Wednesday 3 December 2014

Week 9 & 10

In weeks 9 and 10 we learned about Big-Oh, Big-Omega, and Big-Theta.

Let's say we had the functions f(n) and g(n). The Big-3 essentially define the relationship between the growth of such functions as n approaches infinity.

In layman's terms:

1) f(n) is in Big-Oh of g(n) means that as n approaches infinity, the value of f(n) is always equal to or less than that of g(n)

2) f(n) is in Big-Omega of g(n) means that as n approaches infinity, the value of f(n) is always equal to or greater than that of g(n)

3) f(n) is in Big-Theta of g(n) means that as n approaches infinity, the value of f(n) is always equal to g(n), or greater than some constant*g(n) and less than some other constant*g(n)

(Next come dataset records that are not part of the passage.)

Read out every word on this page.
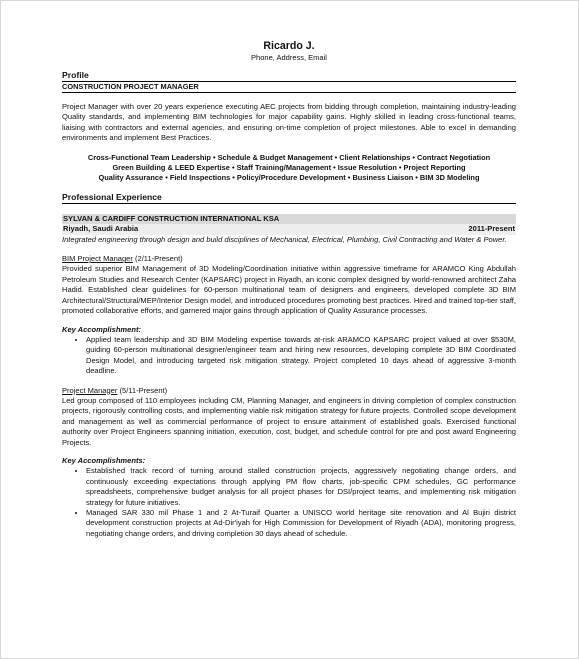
Ricardo J.
Phone, Address, Email
Profile
CONSTRUCTION PROJECT MANAGER

Project Manager with over 20 years experience executing AEC projects from bidding through completion, maintaining industry-leading Quality standards, and implementing BIM technologies for major capability gains. Highly skilled in leading cross-functional teams, liaising with contractors and external agencies, and ensuring on-time completion of project milestones. Able to excel in demanding environments and implement Best Practices.

Cross-Functional Team Leadership • Schedule & Budget Management • Client Relationships • Contract Negotiation
Green Building & LEED Expertise • Staff Training/Management • Issue Resolution • Project Reporting
Quality Assurance • Field Inspections • Policy/Procedure Development • Business Liaison • BIM 3D Modeling
Professional Experience
SYLVAN & CARDIFF CONSTRUCTION INTERNATIONAL KSA
Riyadh, Saudi Arabia	2011-Present
Integrated engineering through design and build disciplines of Mechanical, Electrical, Plumbing, Civil Contracting and Water & Power.
BIM Project Manager (2/11-Present)

Provided superior BIM Management of 3D Modeling/Coordination initiative within aggressive timeframe for ARAMCO King Abdullah Petroleum Studies and Research Center (KAPSARC) project in Riyadh, an iconic complex designed by world-renowned architect Zaha Hadid. Established clear guidelines for 60-person multinational team of designers and engineers, developed complete 3D BIM Architectural/Structural/MEP/Interior Design model, and introduced procedures promoting best practices. Hired and trained top-tier staff, promoted collaborative efforts, and garnered major gains through application of Quality Assurance processes.

Key Accomplishment:
• Applied team leadership and 3D BIM Modeling expertise towards at-risk ARAMCO KAPSARC project valued at over $530M, guiding 60-person multinational designer/engineer team and hiring new resources, developing complete 3D BIM Coordinated Design Model, and introducing targeted risk mitigation strategy. Project completed 10 days ahead of aggressive 3-month deadline.
Project Manager (5/11-Present)

Led group composed of 110 employees including CM, Planning Manager, and engineers in driving completion of complex construction projects, rigorously controlling costs, and implementing viable risk mitigation strategy for future projects. Controlled scope development and management as well as commercial performance of project to ensure attainment of established goals. Exercised functional authority over Project Engineers spanning initiation, execution, cost, budget, and schedule control for pre and post award Engineering Projects.

Key Accomplishments:
• Established track record of turning around stalled construction projects, aggressively negotiating change orders, and continuously exceeding expectations through applying PM flow charts, job-specific CPM schedules, GC performance spreadsheets, comprehensive budget analysis for all project phases for DSI/project teams, and implementing risk mitigation strategy for future initiatives.
• Managed SAR 330 mil Phase 1 and 2 At-Turaif Quarter a UNISCO world heritage site renovation and Al Bujiri district development construction projects at Ad-Dir'iyah for High Commission for Development of Riyadh (ADA), monitoring progress, negotiating change orders, and driving completion 30 days ahead of schedule.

There are many important practical applications of these definitions. For example, when you are interested in finding out how the polynomial running time of one algorithm compares to another, you can formalize such a comparison by defining their relationship in terms of statements 1 through 3. This creates a common basis for the communication of algorithm run-time comparisons between computer scientists and removes unnecessary ambiguity.

Week 7 & 8

During weeks 7 and 8 we learned about sorting algorithm complexity.

The particular kind of complexity we are interested in is time complexity. More specifically, time in terms of the number of steps required to execute an algorithm given a certain input, and NOT the amount of time in seconds, minutes, hours, etcetera. This definition of time complexity allows computer scientists to think of the running time of an algorithm independent of the hardware on which it is being run.

In order to count the steps, we have to differentiate between which portions of the code will run an input-dependent amount of times versus a static number of times. For example, the contents inside of a for-loop which iterates over a list of size n will each be executed n times-- once for each element. A variable initialization statement outside of the for-loop on the other hand will be executed a single time, hence being input-independent. The sum of these two distinct types of code will determine the overall running time in terms of steps of a given algorithm.